Search code examples
pythonpython-asyncioaiohttppython-aiofiles

How to limit the number of concurrent read / write with aiofiles?


My program would concurrently download about 10 million pieces of data with aiohttp and then write the data to about 4000 files on disk.

I use the aiofiles library because I want my program to also do other stuff when it is reading/writing a file.

But I worry that if the program try to write to all of the 4000 files at the same time, the hard disk can't do all the writes that quickly.

Is it possible to limit the number of concurrent writes with aiofiles (or other library)? Does aiofiles already do this?

Thanks.

test code:

import aiofiles
import asyncio


async def write_to_disk(fname):
    async with aiofiles.open(fname, "w+") as f:
        await f.write("asdf")


async def main():
    tasks = [asyncio.create_task(write_to_disk("%d.txt" % i)) 
             for i in range(10)]
    await asyncio.gather(*tasks)


asyncio.run(main())

Solution

  • You can use asyncio.Semaphore to limit the number of concurrent tasks.
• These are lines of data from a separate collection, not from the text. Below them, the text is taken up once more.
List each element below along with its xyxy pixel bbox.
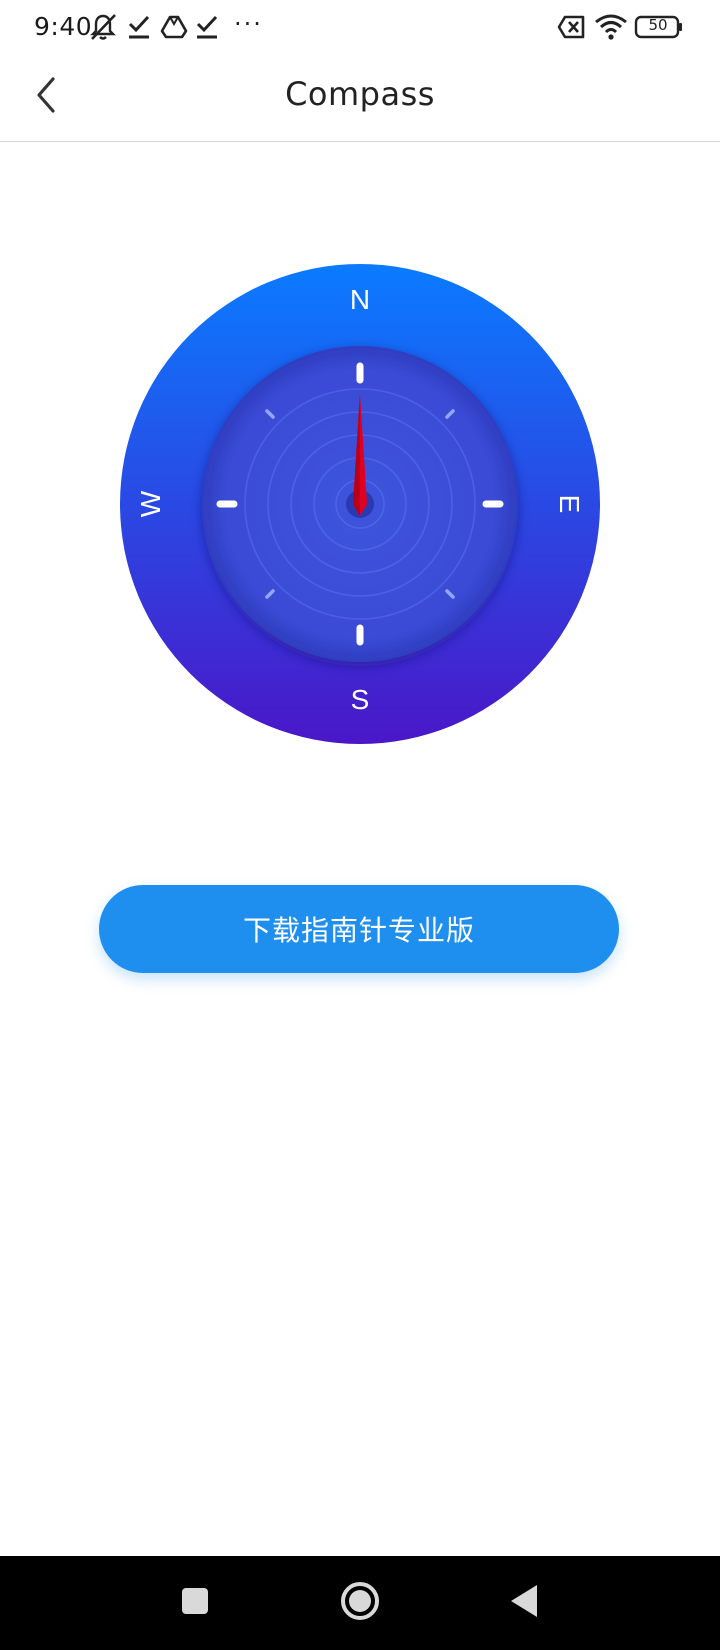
battery-level: 50 [648, 16, 668, 34]
download-pro-button[interactable]: 下载指南针专业版 [99, 885, 619, 973]
compass-label-north: N [350, 284, 370, 315]
sim-off-icon [556, 12, 586, 42]
page-title: Compass [285, 75, 435, 113]
header: Compass [0, 55, 720, 142]
status-bar: 9:40 ··· 50 [0, 0, 720, 55]
drive-icon [160, 12, 188, 42]
status-time: 9:40 [34, 12, 93, 41]
recents-square-icon [180, 1586, 210, 1620]
download-pro-label: 下载指南针专业版 [242, 914, 475, 947]
compass-dial: N S E W [120, 264, 600, 744]
compass-label-south: S [351, 684, 370, 715]
check-download-icon [194, 12, 220, 42]
wifi-icon [594, 12, 628, 42]
recents-button[interactable] [170, 1578, 220, 1628]
check-download-icon [126, 12, 152, 42]
overflow-indicator: ··· [234, 10, 263, 38]
compass-label-west: W [135, 490, 166, 517]
home-button[interactable] [335, 1578, 385, 1628]
home-circle-icon [339, 1580, 381, 1626]
notifications-off-icon [88, 12, 118, 42]
back-triangle-icon [509, 1583, 541, 1623]
back-nav-button[interactable] [500, 1578, 550, 1628]
compass-label-east: E [554, 495, 585, 514]
system-nav-bar [0, 1556, 720, 1650]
Simply force your write_to_disk function to acquire the semaphore before writing:

    import aiofiles
    import asyncio
    
    
    async def write_to_disk(fname, sema):
        # Edit to address comment: acquire semaphore after opening file
        async with aiofiles.open(fname, "w+") as f, sema:
            print("Writing", fname)
            await f.write("asdf")
            print("Done writing", fname)
    
    
    async def main():
        sema = asyncio.Semaphore(3)  # Allow 3 concurrent writers
        tasks = [asyncio.create_task(write_to_disk("%d.txt" % i, sema)) for i in range(10)]
        await asyncio.gather(*tasks)
    
    
    asyncio.run(main())
    

    Note both the sema = asyncio.Semaphore(3) line as well as the addition of sema, in the async with.

    Output:

    """
    Writing 1.txt
    Writing 0.txt
    Writing 2.txt
    Done writing 1.txt
    Done writing 0.txt
    Done writing 2.txt
    Writing 3.txt
    Writing 4.txt
    Writing 5.txt
    Done writing 3.txt
    Done writing 4.txt
    Done writing 5.txt
    Writing 6.txt
    Writing 7.txt
    Writing 8.txt
    Done writing 6.txt
    Done writing 7.txt
    Done writing 8.txt
    Writing 9.txt
    Done writing 9.txt
    """